PORTLAND, Maine (AP) — Federal regulators have cut Maine fishermen's quota for elvers by nearly 18 percent to allow the stock of the lucrative baby eels to rebuild.
The move came Monday after a federal panel had recommended a quota of 9,688 pounds of elvers for next year. That's a reduction from 11,749 pounds this year, the first year a quota was imposed, regulators said.
Prices for elvers topped $1,800 per pound in 2012 and 2013, and fishermen reported prices between $500 and $1,000 per pound this year. Prices per pound never topped $350 from 1994 to 2010. Catch also ballooned to more than 18,000 pounds in 2012 and 2013, topping 10,000 for the first time since 1998, prompting fears of overfishing.

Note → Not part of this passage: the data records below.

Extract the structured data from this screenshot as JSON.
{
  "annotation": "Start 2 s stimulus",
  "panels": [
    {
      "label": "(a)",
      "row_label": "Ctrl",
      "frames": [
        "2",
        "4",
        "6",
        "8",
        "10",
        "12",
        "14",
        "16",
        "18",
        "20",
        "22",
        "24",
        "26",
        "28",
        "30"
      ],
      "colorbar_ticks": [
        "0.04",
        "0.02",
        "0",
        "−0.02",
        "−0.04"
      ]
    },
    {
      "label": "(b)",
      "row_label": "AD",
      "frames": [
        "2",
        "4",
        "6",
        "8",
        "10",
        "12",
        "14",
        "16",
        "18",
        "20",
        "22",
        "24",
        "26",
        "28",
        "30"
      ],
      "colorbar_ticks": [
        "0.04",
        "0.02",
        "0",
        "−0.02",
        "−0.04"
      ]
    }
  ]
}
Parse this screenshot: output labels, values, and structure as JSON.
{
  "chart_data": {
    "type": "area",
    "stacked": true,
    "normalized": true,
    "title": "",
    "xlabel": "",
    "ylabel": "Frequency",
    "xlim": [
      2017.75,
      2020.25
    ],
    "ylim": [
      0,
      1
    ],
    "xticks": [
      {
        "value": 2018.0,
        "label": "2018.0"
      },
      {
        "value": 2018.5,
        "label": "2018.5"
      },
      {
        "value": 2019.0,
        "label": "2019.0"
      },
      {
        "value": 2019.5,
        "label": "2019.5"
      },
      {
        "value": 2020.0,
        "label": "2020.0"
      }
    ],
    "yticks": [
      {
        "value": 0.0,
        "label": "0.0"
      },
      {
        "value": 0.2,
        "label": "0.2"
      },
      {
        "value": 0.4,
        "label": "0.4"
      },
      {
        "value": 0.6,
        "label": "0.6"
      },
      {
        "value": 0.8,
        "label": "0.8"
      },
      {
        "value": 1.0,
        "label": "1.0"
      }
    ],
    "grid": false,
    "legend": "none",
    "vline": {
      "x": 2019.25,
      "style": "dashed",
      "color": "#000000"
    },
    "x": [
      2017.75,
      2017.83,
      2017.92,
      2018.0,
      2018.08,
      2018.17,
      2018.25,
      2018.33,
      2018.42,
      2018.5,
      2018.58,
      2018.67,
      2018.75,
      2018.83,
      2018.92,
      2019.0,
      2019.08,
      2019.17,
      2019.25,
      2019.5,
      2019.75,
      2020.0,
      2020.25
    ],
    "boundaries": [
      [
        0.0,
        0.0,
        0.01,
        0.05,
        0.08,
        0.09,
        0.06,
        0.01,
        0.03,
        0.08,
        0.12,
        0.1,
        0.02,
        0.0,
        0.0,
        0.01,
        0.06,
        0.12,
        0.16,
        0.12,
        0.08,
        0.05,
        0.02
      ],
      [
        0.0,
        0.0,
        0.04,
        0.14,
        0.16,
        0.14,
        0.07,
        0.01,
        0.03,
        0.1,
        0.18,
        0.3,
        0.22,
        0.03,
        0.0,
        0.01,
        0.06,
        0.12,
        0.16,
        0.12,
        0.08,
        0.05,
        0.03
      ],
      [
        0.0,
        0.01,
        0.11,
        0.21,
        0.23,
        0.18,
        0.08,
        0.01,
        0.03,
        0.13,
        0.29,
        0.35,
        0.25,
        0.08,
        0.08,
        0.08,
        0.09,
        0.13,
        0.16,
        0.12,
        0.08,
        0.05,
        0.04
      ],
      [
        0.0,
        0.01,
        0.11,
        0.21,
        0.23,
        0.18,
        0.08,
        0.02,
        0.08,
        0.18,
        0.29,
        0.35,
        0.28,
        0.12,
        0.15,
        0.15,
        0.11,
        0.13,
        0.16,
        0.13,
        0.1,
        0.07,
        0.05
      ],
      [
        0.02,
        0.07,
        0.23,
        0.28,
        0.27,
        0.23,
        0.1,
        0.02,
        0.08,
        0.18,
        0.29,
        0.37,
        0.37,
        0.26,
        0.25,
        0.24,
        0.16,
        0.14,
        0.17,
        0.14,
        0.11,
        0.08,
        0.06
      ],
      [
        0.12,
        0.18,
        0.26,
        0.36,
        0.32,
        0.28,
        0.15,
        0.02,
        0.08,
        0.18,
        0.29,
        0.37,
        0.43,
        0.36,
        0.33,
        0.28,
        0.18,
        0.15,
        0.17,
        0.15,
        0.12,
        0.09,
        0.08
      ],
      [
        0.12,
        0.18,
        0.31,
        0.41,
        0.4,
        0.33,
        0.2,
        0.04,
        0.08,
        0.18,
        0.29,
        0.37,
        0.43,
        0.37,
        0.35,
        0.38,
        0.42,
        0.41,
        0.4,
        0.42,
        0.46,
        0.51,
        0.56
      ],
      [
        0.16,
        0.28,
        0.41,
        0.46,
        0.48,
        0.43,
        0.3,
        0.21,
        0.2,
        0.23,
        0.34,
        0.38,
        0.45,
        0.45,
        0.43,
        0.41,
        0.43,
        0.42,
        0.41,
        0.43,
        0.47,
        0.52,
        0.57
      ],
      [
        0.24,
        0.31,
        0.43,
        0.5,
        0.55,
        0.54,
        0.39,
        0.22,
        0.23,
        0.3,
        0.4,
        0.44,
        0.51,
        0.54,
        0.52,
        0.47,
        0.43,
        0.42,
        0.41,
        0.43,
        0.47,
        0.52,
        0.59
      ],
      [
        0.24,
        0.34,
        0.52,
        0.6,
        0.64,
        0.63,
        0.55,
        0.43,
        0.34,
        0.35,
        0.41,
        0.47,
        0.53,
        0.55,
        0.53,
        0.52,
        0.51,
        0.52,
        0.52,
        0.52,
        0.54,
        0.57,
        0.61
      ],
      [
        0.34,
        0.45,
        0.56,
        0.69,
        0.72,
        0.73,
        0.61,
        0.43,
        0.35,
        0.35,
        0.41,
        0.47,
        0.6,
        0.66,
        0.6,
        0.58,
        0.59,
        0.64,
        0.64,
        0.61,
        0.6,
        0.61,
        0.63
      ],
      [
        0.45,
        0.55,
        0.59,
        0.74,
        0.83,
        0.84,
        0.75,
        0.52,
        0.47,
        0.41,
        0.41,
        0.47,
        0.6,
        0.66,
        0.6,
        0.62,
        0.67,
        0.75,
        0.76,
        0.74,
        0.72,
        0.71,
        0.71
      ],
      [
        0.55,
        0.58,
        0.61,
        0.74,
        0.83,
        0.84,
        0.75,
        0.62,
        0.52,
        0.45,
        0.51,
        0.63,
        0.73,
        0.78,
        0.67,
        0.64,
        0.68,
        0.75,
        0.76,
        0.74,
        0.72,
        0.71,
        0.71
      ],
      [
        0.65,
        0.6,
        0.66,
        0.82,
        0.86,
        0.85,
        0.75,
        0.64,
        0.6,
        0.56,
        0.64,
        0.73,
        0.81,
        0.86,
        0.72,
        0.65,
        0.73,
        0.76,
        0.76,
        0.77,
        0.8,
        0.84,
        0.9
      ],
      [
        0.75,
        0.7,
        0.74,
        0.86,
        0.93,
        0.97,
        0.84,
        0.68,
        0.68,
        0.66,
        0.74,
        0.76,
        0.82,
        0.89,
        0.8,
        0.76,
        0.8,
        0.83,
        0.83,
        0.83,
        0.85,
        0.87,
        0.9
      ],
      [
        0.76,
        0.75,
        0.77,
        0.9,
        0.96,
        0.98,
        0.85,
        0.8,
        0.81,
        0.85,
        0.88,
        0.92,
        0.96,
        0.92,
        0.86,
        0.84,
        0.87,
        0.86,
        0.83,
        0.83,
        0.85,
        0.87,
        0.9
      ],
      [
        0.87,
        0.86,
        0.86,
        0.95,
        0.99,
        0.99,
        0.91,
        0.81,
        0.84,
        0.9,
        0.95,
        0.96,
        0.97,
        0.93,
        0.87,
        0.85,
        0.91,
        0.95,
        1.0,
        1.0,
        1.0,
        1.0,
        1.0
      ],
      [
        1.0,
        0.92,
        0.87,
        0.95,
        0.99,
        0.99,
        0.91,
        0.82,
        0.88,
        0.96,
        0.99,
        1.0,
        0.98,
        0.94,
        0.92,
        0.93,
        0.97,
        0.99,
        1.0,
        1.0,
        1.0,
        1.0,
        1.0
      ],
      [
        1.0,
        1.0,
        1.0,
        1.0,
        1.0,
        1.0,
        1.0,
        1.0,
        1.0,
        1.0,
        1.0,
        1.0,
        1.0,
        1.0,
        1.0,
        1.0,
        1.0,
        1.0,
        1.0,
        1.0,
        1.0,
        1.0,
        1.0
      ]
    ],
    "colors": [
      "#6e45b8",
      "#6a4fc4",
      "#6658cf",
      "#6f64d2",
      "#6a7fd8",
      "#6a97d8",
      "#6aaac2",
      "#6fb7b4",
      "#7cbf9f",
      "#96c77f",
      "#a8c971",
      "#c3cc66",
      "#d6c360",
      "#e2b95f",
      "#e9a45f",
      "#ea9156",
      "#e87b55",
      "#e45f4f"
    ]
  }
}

Atlantic States Marine Fisheries Commission's American Eel Management Board approved the new quota at a meeting in Mystic, Connecticut. Kate Taylor, the commission's eel fishery management plan coordinator, said the new quota will protect Maine's economic interests and help the stock rebuild.
Elvers, also called glass eels, are sold overseas as seed stock for aquaculture companies in Asia that raise them to maturity and sell them as food.
Many elver fishermen in the state opposed the quota cut. Fishermen have showed dedication to preserving the fishery by participating in a swipe card system to prevent poaching, said Jeffrey Pierce, director of the Maine Elver Fishermen's Association.
"We've done a tremendous amount of work to bring this elver fishery into compliance and they cut us back again," Pierce said.
Maine Department of Marine Resources Commissioner Patrick Keliher said the state would have preferred the status quo, but the quota cut "represents a better scenario than originally envisioned as we headed into last season."
The elver board also voted to allow other East Coast states to begin elver fisheries if they create an approved conservation program. States will be allowed to also harvest elvers for domestic aquaculture under certain conditions. Currently Maine and South Carolina are the only states with elver fisheries, and Maine's is much larger.